En septembre, entre 5 et 2 millions de dinars ont été collectés auprès de tous les marchands et hommes d'affaires en tant que « zakat »( l’aumône légale islamique normalement dévolue à l’entretien des indigents), sous peine d’emprisonnement ou de saisie.

Les soutiens locaux :

Interviewé par Rima Marrouch (CBS News), Mosul Eye anonyme indique qu’au sentiment de libération ressenti par la population à la chute de Mossoul, en raison de la levée des check-point et de la fin des attentats, a succédé une colère d'abord déclenchée par la destruction des mosquées et mausolées des imams et des prophètes, saccage qui a retourné un certain nombre de supporters locaux de l'EI), même la destruction des églises et le départ des chrétiens ont choqué, comme la destruction de tout le patrimoine historique et religieux de Mossoul ; l’obligation du niqab pour les femmes ne plait pas non plus à tout le monde. De plus, les collaborateurs les plus actifs et les plus influents recrutés par l'EI sont des criminels notoirement connus des Mossoulis. Mais cette colère est accompagnée d'une peur de l'EI, même si des membres des milices ont été assassinés par des groupes de jeunes hommes déguisés en femmes, ce qui a amené les Daesh à assouplir lla règle du port du niqab. 

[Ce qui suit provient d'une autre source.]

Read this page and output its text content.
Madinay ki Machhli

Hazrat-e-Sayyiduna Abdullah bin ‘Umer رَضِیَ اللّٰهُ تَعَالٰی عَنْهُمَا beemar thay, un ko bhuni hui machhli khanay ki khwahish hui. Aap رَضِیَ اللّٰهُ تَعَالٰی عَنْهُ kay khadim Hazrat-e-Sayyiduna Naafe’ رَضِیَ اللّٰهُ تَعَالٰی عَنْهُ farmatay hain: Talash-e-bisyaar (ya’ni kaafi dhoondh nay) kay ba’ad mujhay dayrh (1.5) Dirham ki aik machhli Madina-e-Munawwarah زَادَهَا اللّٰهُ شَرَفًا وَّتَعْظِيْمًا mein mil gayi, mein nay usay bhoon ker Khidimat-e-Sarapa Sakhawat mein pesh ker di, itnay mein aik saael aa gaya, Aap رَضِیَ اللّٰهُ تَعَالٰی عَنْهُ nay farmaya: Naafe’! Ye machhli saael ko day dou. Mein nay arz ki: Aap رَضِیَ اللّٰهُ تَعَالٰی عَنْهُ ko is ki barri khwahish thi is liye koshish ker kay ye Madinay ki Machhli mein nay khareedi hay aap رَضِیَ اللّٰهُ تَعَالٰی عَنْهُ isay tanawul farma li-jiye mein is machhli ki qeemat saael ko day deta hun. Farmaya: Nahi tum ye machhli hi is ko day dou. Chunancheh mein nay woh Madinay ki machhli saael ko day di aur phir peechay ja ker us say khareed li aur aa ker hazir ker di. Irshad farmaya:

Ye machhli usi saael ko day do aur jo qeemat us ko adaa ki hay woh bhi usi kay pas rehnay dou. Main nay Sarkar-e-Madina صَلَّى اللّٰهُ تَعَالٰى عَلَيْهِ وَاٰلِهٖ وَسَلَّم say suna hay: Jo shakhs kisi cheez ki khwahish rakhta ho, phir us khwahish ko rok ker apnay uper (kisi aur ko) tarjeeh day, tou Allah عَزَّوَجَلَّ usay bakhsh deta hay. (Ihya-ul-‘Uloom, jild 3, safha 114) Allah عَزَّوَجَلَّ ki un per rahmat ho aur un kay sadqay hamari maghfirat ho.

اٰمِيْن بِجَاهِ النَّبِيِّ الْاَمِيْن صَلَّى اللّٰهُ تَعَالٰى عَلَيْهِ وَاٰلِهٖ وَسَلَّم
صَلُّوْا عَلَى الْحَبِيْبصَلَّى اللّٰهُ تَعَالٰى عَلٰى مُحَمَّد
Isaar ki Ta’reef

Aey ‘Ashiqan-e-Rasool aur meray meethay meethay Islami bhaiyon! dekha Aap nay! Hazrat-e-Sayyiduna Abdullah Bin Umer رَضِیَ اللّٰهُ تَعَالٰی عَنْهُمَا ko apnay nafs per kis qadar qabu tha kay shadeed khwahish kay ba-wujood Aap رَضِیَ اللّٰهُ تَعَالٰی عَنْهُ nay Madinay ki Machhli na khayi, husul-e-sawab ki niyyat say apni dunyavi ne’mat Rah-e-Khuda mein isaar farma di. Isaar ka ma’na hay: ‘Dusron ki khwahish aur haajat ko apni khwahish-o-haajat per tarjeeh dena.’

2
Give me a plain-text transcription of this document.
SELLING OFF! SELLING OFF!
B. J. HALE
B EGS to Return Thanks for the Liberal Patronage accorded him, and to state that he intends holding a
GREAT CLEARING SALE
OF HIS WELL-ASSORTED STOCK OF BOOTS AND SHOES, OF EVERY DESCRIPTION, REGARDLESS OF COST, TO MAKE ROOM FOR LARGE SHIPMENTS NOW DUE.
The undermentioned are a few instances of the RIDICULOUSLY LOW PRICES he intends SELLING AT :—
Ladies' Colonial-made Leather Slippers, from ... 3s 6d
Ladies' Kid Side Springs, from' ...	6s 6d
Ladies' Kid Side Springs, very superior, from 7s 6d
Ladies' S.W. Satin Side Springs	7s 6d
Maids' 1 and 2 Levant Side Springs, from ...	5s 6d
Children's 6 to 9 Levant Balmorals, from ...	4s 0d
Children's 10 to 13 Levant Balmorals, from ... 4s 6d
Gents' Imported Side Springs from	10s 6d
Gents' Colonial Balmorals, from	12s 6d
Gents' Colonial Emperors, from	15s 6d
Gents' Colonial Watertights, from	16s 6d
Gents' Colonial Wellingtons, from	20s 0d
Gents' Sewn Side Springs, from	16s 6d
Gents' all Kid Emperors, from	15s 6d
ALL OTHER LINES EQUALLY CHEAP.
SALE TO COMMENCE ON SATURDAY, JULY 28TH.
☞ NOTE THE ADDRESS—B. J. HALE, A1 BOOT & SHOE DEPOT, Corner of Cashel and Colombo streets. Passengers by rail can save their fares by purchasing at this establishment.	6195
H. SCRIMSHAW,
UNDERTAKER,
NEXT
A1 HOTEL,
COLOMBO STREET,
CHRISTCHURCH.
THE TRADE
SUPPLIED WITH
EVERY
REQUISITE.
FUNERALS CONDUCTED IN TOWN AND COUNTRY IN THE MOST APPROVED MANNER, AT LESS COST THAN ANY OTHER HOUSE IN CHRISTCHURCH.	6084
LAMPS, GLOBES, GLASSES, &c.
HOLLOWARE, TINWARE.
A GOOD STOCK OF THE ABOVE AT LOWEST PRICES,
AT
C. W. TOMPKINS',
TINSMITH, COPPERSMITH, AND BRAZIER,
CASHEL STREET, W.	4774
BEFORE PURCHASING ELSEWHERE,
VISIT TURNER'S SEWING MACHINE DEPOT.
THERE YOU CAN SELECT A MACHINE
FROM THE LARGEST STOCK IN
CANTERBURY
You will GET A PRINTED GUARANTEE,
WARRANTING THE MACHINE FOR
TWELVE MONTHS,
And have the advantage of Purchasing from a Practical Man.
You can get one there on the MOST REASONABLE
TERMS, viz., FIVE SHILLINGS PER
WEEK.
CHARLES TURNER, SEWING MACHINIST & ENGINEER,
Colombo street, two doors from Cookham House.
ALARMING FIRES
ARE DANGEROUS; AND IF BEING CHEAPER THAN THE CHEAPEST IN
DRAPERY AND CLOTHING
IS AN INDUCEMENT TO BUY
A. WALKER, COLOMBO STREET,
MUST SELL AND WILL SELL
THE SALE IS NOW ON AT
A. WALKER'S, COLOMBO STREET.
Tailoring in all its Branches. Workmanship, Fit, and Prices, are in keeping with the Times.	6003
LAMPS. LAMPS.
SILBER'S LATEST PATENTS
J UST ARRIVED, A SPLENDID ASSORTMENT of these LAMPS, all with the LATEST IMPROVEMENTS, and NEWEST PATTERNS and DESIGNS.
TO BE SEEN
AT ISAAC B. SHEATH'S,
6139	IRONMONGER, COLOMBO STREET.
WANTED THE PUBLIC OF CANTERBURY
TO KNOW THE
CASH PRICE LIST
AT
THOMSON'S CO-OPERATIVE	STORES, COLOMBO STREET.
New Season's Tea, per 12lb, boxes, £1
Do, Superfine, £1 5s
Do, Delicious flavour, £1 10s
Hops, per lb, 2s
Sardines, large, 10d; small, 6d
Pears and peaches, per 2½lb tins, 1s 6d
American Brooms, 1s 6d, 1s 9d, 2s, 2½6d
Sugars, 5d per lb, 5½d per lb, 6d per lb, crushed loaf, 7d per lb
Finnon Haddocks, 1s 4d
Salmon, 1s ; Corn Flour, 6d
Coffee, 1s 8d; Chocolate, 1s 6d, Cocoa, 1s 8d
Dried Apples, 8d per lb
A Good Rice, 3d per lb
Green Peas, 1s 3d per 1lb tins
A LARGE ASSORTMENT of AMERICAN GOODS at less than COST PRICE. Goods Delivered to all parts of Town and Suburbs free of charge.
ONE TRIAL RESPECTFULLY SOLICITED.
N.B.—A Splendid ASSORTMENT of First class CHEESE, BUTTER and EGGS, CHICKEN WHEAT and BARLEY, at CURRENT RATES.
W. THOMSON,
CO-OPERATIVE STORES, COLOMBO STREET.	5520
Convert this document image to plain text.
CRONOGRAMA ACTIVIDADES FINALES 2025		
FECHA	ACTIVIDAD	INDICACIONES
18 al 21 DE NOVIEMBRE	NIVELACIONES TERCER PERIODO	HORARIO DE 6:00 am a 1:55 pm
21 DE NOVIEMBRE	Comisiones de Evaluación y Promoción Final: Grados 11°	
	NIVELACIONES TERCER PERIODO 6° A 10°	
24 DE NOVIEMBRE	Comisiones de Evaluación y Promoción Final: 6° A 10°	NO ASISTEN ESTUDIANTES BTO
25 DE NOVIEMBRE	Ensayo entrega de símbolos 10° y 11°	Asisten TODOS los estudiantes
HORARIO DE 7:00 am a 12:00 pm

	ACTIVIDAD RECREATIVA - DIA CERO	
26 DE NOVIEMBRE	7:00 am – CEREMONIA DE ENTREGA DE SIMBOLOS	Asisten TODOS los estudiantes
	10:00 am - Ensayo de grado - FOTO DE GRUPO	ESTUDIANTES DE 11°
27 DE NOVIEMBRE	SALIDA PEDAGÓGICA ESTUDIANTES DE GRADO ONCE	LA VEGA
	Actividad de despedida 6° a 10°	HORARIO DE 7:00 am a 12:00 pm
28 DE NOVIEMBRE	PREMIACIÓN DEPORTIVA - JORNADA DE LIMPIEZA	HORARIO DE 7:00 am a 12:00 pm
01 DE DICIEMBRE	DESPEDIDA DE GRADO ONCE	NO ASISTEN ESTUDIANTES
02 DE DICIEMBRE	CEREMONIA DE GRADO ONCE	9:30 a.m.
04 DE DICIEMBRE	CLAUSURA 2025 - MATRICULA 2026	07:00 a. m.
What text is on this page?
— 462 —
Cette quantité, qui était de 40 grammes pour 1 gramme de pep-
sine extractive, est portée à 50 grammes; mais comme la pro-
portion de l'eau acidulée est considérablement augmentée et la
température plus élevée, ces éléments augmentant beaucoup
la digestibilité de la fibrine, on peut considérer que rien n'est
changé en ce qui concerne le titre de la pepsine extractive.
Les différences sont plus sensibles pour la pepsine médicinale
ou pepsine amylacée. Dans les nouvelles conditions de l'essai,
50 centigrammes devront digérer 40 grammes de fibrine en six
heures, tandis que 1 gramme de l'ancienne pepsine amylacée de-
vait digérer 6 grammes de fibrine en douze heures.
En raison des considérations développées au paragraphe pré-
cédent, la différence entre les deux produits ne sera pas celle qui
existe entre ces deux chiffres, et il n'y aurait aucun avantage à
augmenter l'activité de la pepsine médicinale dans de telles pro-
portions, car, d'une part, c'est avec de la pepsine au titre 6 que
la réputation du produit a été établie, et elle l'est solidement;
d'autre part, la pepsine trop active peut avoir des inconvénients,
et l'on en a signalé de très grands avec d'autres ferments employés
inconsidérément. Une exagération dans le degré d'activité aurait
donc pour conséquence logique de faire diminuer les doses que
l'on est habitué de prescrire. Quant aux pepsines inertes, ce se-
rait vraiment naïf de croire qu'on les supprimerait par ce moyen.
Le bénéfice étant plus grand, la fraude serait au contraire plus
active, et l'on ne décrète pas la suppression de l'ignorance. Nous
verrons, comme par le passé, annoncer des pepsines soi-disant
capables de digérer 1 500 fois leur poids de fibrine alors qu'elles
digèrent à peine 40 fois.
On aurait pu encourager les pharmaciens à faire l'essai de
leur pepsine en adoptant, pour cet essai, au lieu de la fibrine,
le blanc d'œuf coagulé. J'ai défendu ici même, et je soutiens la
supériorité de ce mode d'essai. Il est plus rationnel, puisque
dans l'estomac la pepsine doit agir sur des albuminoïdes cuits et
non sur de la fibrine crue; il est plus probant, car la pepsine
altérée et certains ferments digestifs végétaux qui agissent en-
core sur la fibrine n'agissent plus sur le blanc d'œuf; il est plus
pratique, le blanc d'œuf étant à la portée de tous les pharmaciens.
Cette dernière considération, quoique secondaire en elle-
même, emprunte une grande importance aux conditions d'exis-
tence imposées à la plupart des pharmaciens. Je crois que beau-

La situation économique à Mossoul est devenue mauvaise, avec la flambée des prix, notamment des légumes ou du gaz : une bouteille de gaz coûte 45 000 dinars (42$) et des familles ont recours à des méthiodes alternatives pour cuisiner. L’élecricité est souvent totalement coupée et la population a recours à des générateurs privés. L’eau courante n’est là que deux heures par jour. Les produits dérivés du pétrole, qui avaient d'abord baissé ne cessent d’augmenter. Le chomage explose, les hôpitaux et les cliniques manquent gravement de médicaments et de matériel de soin, alors que les cliniques de l'EI sont fournies abondamment. Beaucoup de réfugiés venant de Baidji, Zummar et Anbar vivent dans des conditions encore plus difficiles, dans des tentes, alors que l’hiver arrive. Comme au Kurdistan, less habitants de Mossoul les aident d'eux mêmes, en dépit de leur propre difficultés financières.

Le recrutement de l"EI :

Pour recruter ses milices, l'EI  a fait beaucoup appel à des volontaires locaux, qu’il entraîne dans ses centres, ou bien a fait venir des volontaires de Tikrit ou d’Anbar. La majorité d’entre eux ne semble pas avoir plus de 18 ans. Des centaines d'enfants ont apparemment aussi été recrutés et entraînés, destinés à des missions suicides, des assassinats dans les environs de Mossoul, ou à infiltrer les forces kurdes et irakiennes. L’EI « adopte les mêmes méthodes que Saddam », en impliquant des employés civils, comme les conducteurs de taxi, les vendeurs locaux et des boutiquiers, des citoyens ordinaires, pour collecter des informations au sujet de toute contestation.

L’EI, jusqu’en août, exigeait que ces volontaires soit recommandés par deux personnes pour être admis : l’une devait être un membre de l'EI, et l’autre un notable du quartier où le postulant vivait. Ensuite, le recrutement a été ouvert à tous ceux qui le souhaitent. Dans les centres de recrutement, les membres reçoivent un salaire mensuel, améliorent leur niveau de vie, et les célibataires sont gratifiés d’une épouse.  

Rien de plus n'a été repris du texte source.